OpenAI is taking AI assistants beyond simple question-and-answer interactions with Dots, a new type of AI agent designed to work independently on behalf of users.
Introduced at OpenAI’s DevDay 2026, Dots are designed to continue working on tasks without requiring users to provide instructions at every step. The agents are powered by GPT-6 Astra and can interact with connected apps and online services.
What Are OpenAI Dots?
Dots are persistent AI agents that can be assigned broader goals rather than individual prompts. Instead of asking an AI to complete one action and then starting another conversation, users can give a Dot a project and allow it to work through multiple steps.

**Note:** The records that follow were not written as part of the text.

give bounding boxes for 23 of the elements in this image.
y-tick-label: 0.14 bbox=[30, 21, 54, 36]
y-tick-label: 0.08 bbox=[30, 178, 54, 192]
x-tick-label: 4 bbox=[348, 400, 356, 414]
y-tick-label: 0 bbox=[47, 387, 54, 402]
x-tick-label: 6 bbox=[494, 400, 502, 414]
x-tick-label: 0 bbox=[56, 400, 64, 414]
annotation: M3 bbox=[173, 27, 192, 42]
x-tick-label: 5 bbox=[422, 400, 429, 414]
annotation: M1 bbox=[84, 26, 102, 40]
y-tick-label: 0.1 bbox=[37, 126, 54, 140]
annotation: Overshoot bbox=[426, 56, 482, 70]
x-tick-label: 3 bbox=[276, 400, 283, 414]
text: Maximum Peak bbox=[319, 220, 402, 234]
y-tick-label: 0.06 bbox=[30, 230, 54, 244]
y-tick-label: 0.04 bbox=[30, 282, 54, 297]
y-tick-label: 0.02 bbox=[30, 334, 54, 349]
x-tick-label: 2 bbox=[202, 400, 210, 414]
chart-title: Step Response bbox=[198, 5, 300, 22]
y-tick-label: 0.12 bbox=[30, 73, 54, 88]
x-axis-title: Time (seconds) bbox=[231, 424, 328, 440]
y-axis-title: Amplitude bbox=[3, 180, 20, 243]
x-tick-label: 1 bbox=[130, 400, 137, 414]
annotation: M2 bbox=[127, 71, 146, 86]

The agents are represented by customisable digital characters and are intended to act as an extension of the user’s workflow.
How Do Dots Work?
One of the key features is their ability to operate through their own cloud computer and browser. OpenAI says Dots can connect with more than 4,000 apps, allowing them to work across different services.
This could allow an agent to gather information, organise tasks, communicate updates and continue working while the user focuses elsewhere.
What Can Dots Do?
The technology is designed for multi-step tasks rather than only basic commands. Potential uses include:
- Scheduling meetings
- Organising information from connected apps
- Researching topics online
- Helping with workplace assignments
- Managing routine digital tasks
- Tracking progress on longer projects
The agents can also provide updates and respond to feedback, allowing users to adjust how they work over time.
Dots vs Traditional AI Chatbots
Traditional chatbots generally respond when a user sends a prompt. Dots are designed around a more proactive model.
A user can assign a broader objective and allow the agent to continue working toward it. This represents a shift from AI that responds to instructions to AI that can manage a sequence of actions.
Why AI Agents Matter
AI agents could change how people use digital tools by reducing the number of individual steps needed to complete everyday tasks.
For businesses, this could mean delegating certain repetitive digital work to AI. For individuals, agents could potentially help coordinate schedules, research information or manage tasks across multiple applications.
The Safety Question
Greater autonomy also creates new challenges. An AI agent that can browse the internet, access applications and take actions independently has more opportunities to make mistakes or perform actions that users did not expect.
Recent incidents involving AI agents behaving unexpectedly have increased attention on monitoring, permissions and safeguards. OpenAI has also been developing systems for tracking and responding to such incidents.
What Comes Next?
Dots reflect a broader shift in the AI industry toward agentic systems that can perform tasks rather than simply generate responses. Meta has also introduced its own AI agent, Muse, highlighting the growing focus on AI that can operate more independently.
As these systems develop, the key question will be how effectively they can combine autonomy with user control, security and reliable performance.